Tulane has received deposits from 1,601 students reflecting their intent to enroll. The numbers are nearly twice that of the 882 students who enrolled in the fall of 2006 and about 20 percent higher than last year’s incoming class of 1,324.

“I honestly thought we wouldn’t not be seeing numbers like this until 2010 at the earliest,” said Tulane University President Dr. Scott Cowen. “Students are attracted to being part of something larger than themselves, the resurrection of a great American city.”

In addition to quantity, Tulane is also boasting quality, as Cowen touted the incoming class as its most accomplished ever based on SAT/ACT scores and class rankings.

But Tulane is far from the only New Orleans school receiving renewed interest from students.

 

Loyola University said its number of applications was 20 percent higher than a year ago and the incoming class will be 40 percent larger.

"It's symbolic I think for the university to start to see these gains," said Salvadore Liberto, Vice President of Enrollment at Loyola. "Part of it's tied to the recovery of the city, great stories everyday, new things happening in the city that are energizing people."

The number of freshmen at Xavier University, a predominately black, Catholic University that was awash in floodwaters after Katrina is up 20 percent, while the University of New Orleans, a public university in the LSU system that was spared much of the worst of Katrina’s flooding, had its enrollment up substantially.
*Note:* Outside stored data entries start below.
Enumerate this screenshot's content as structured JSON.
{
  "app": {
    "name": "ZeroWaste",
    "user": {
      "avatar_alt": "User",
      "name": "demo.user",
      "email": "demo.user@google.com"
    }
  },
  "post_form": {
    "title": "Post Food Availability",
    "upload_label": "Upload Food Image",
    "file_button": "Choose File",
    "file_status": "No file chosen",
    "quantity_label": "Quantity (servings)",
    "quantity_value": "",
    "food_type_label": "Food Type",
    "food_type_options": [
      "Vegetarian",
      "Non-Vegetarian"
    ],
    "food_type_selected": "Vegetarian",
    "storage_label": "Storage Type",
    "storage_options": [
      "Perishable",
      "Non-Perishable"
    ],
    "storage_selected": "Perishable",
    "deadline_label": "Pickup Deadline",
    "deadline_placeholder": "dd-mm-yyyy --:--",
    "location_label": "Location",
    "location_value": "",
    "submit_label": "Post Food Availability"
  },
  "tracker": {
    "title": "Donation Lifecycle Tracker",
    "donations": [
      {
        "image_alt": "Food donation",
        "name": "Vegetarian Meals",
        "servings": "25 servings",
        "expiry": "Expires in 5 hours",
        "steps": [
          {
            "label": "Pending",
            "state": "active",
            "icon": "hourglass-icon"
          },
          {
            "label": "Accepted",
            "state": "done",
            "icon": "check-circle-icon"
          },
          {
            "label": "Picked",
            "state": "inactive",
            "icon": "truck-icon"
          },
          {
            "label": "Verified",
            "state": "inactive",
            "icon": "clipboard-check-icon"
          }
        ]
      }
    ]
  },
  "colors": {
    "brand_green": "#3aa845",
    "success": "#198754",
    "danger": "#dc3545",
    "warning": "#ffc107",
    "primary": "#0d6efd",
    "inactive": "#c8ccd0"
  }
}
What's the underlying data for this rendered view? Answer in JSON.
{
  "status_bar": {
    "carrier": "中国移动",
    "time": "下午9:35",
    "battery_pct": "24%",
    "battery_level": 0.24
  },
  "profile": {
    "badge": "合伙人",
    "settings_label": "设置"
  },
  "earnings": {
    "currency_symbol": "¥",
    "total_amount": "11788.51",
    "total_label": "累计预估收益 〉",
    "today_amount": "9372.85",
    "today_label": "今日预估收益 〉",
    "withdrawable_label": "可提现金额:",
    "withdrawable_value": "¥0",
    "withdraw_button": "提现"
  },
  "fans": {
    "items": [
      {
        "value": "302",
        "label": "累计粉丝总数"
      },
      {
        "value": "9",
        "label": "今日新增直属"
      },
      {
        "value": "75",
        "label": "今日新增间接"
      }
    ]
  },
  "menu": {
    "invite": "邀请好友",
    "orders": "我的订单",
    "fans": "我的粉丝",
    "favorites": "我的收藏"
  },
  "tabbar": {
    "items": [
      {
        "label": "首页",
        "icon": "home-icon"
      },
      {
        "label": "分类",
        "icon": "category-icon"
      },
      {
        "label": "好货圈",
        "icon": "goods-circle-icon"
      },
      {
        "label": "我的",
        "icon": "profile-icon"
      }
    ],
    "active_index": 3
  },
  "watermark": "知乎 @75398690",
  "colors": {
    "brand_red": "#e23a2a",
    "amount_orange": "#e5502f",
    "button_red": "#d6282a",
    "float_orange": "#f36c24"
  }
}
The school said out of state applicants more than doubled.

And Our Lady of Holy Cross College, tucked into the Algiers section of New Orleans, which received none of Katrina’s floodwaters, but plenty of wind damage, reports that fall enrollment is just 35 students shy of pre-Katrina numbers.  

Tulane officials say they've had to overcome a national negative image of the city.

Faye Tydlaska, who works with Tulane’s enrollment office says, "We still get a lot of questions about crime and about the levees and about Katrina, but we are able to talk to them and tell them that you know we are a big city like any other city and you have to exercise common sense."

Officials at both Tulane and Loyola said they're getting plenty of interest from high school students from around the country who come to help rebuild the city, then decide to stay.

"We're seeing perceptions of the city change. People understand that it's a place where you want to be," said Tydlaska.